良い知らせを伝える人の足は美しく立派

立川聖書バプテスト教会牧師 井口 拓志

「良い知らせを伝える人の足は、山々の上にあって、なんと美しいことか。平和を告げ知らせ、幸いな良い知らせを伝え、救いを告げ知らせ、『あなたの神は王であられる』とシオンに言う人の足は。」イザヤ52章7節

なぜ、良い知らせを伝える人の足は美しいのでしょう。口語訳聖書は、「…なんと麗しいことだろう。」と訳しています。「山々の上にあって」とあるので、「美しくて立派」という意味の「麗しい」のほうがぴったりかもしれません。良い知らせとは、「平和」「幸い」「救い」そして「あなたの神は王であられる」ことです。このような良い知らせを伝える人の足が美しく立派だと預言者イザヤは告げるのです。

預言者ナホムも、アッシリア帝国の都ニネベの滅亡を預言する中で、「見よ。良い知らせを伝える人の足が、平和を告げ知らせる人の足が山々の上にある…」(ナホム1:15)と預言しています。ここでは「美しい」ということばを使っていませんが、活動期が重なる二人が共有していた預言のことばかもしれません。

「良い知らせ」は、それを伝える人がいなければ何も始まりません。その伝える人が「足」に例えられています。また、良い知らせを伝える人は、神に遣わされる者でなければなりません。そして、神に遣わされた者は、伝えるべきことを、神の意図したとおりに伝えなければなりません。そこには、遣わす神と遣わされる者とのかかわりにおける美しさが見られます。

良い知らせを伝える人の足の美しさを、伝える内容から考えるとどうでしょうか?

預言者イザヤは、「あなたの神は王であられる」ことが良い知らせであると述べています。52章全体をみると、それは「主がシオン(エルサレム)に戻られる」(8)ことであり、「無割礼の汚れた者(異邦人)がもう二度とあなた(聖なる都エルサレム)の中に入って来ない」状態のことでもあります。神が王としてシオンに戻られるので、異邦人支配は二度とないということです。しかし歴史を見ると、そのような時はありません。イスラエルはバビロン以後、ペルシャ、ギリシャ、ローマ、さらにその後も異邦人勢力の支配を受け続けています。イザヤと同時期の預言者にミカがいます。彼の預言を合わせて見ると、良い知らせの「あなたの神は王であられる」時がいつなのか見えて来ます。「わたしは足を引きずる者を、残りの者とし、遠く移された者を、強い国民とする。主であるわたしが、シオンの山で、今よりとこしえまで、彼らの王となる」(ミカ4:7)ミカは、主が永遠に王となると預言しており、それがいつなのかということを、「その終わりの日」(同4:1)、もしくは「その日」(同4:6)と預言しています。その日は、これから後のことであり、メシアが永遠の王となるメシア(千年)王国の時です。まさに良い知らせであり、それを伝える人の足が美しく立派なのです。
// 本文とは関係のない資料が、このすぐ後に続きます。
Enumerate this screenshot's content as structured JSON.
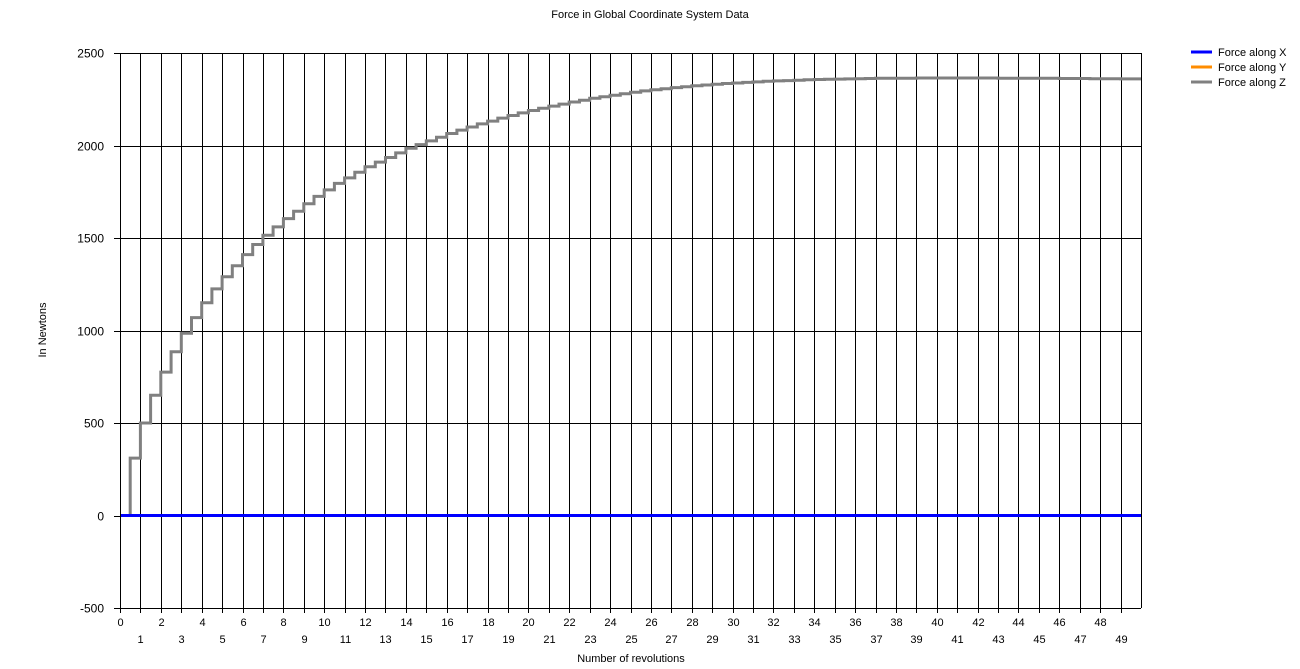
{
  "chart_data": {
    "type": "line",
    "title": "Force in Global Coordinate System Data",
    "xlabel": "Number of revolutions",
    "ylabel": "In Newtons",
    "xlim": [
      0,
      50
    ],
    "ylim": [
      -500,
      2500
    ],
    "y_ticks": [
      2500,
      2000,
      1500,
      1000,
      500,
      0,
      -500
    ],
    "x_ticks": [
      0,
      1,
      2,
      3,
      4,
      5,
      6,
      7,
      8,
      9,
      10,
      11,
      12,
      13,
      14,
      15,
      16,
      17,
      18,
      19,
      20,
      21,
      22,
      23,
      24,
      25,
      26,
      27,
      28,
      29,
      30,
      31,
      32,
      33,
      34,
      35,
      36,
      37,
      38,
      39,
      40,
      41,
      42,
      43,
      44,
      45,
      46,
      47,
      48,
      49
    ],
    "grid": true,
    "legend_position": "top-right",
    "series": [
      {
        "name": "Force along X",
        "color": "#0000ff",
        "step": false,
        "x": [
          0,
          50
        ],
        "values": [
          0,
          0
        ]
      },
      {
        "name": "Force along Y",
        "color": "#ff8c00",
        "step": false,
        "x": [
          0,
          50
        ],
        "values": [
          0,
          0
        ]
      },
      {
        "name": "Force along Z",
        "color": "#808080",
        "step": true,
        "x": [
          0,
          0.5,
          1,
          1.5,
          2,
          2.5,
          3,
          3.5,
          4,
          4.5,
          5,
          5.5,
          6,
          6.5,
          7,
          7.5,
          8,
          8.5,
          9,
          9.5,
          10,
          10.5,
          11,
          11.5,
          12,
          12.5,
          13,
          13.5,
          14,
          14.5,
          15,
          15.5,
          16,
          16.5,
          17,
          17.5,
          18,
          18.5,
          19,
          19.5,
          20,
          20.5,
          21,
          21.5,
          22,
          22.5,
          23,
          23.5,
          24,
          24.5,
          25,
          25.5,
          26,
          26.5,
          27,
          27.5,
          28,
          28.5,
          29,
          29.5,
          30,
          30.5,
          31,
          31.5,
          32,
          32.5,
          33,
          33.5,
          34,
          34.5,
          35,
          35.5,
          36,
          36.5,
          37,
          37.5,
          38,
          38.5,
          39,
          39.5,
          40,
          40.5,
          41,
          41.5,
          42,
          42.5,
          43,
          43.5,
          44,
          44.5,
          45,
          45.5,
          46,
          46.5,
          47,
          47.5,
          48,
          48.5,
          49,
          49.5,
          50
        ],
        "values": [
          0,
          310,
          500,
          650,
          775,
          885,
          985,
          1070,
          1150,
          1225,
          1290,
          1350,
          1410,
          1465,
          1515,
          1560,
          1605,
          1645,
          1685,
          1725,
          1760,
          1795,
          1825,
          1855,
          1885,
          1910,
          1935,
          1960,
          1985,
          2005,
          2025,
          2045,
          2065,
          2083,
          2100,
          2117,
          2132,
          2148,
          2162,
          2176,
          2189,
          2201,
          2213,
          2224,
          2235,
          2245,
          2255,
          2264,
          2272,
          2280,
          2288,
          2295,
          2301,
          2307,
          2313,
          2318,
          2323,
          2327,
          2331,
          2335,
          2338,
          2341,
          2344,
          2347,
          2349,
          2351,
          2353,
          2355,
          2357,
          2358,
          2359,
          2360,
          2361,
          2362,
          2363,
          2363,
          2364,
          2364,
          2365,
          2365,
          2365,
          2365,
          2365,
          2365,
          2365,
          2365,
          2364,
          2364,
          2364,
          2363,
          2363,
          2363,
          2362,
          2362,
          2362,
          2361,
          2361,
          2361,
          2360,
          2360,
          2360
        ]
      }
    ]
  }
}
美しく立派な足について、もう一つ考えなければならないことがあります。52章におけるイザヤの預言は、バビロン捕囚の前に語られたものです。イスラエルとしては、これから苦難と暗闇の捕囚が待ち受けています。そうすると、イザヤ52章で語られている預言というのは、近い将来の預言としてはバビロンからの帰還であり、遠い将来の預言としては、メシア王国預言となります(二重の預言)。そうであるなら、その時期に語っていた預言者たち(イザヤ、ミカ、ナホム)は、苦難の預言を漏れなく語らなければなりません。イザヤ52章から言うと、例えば8、9節です。「…彼らは声を張り上げ、ともに喜び歌っている。彼らは、主がシオンに戻られるのを目の当たりにするからだ。エルサレムの廃墟よ、ともに大声をあげて喜び歌え。主がその民を慰め、エルサレムを贖われたからだ」ここに、バビロン捕囚の預言(…廃墟よ)と、バビロンからの帰還およびメシア王国の預言(…戻られる)とが語られています。偽預言者は決して苦難を語りません。しかし真の預言者は苦難を含む神の意図した預言を語るのです。「良い知らせを伝える人の足」の美しさと立派さはここにあります。良い知らせを伝えることは必ずしも容易なことではありません。むしろ苦難を伴うことを知っている者が、良い知らせを語っているということを念頭に置かなければなりません。良い知らせを伝えることは、神の意図されたとおりのことを伝えることです。私たちは福音を信じ、知っています。それが今もなお神の意図したものなのか、常に確認する必要があります。確認手段は聖書です。聖書のことばを常に追求するならば、神の意図から逸れることはありません。そこから逸らさせる働きがあることも承知しておかなければなりません。神は終わりの日に備えて、良い知らせを伝える人の足を、益々求めておられます。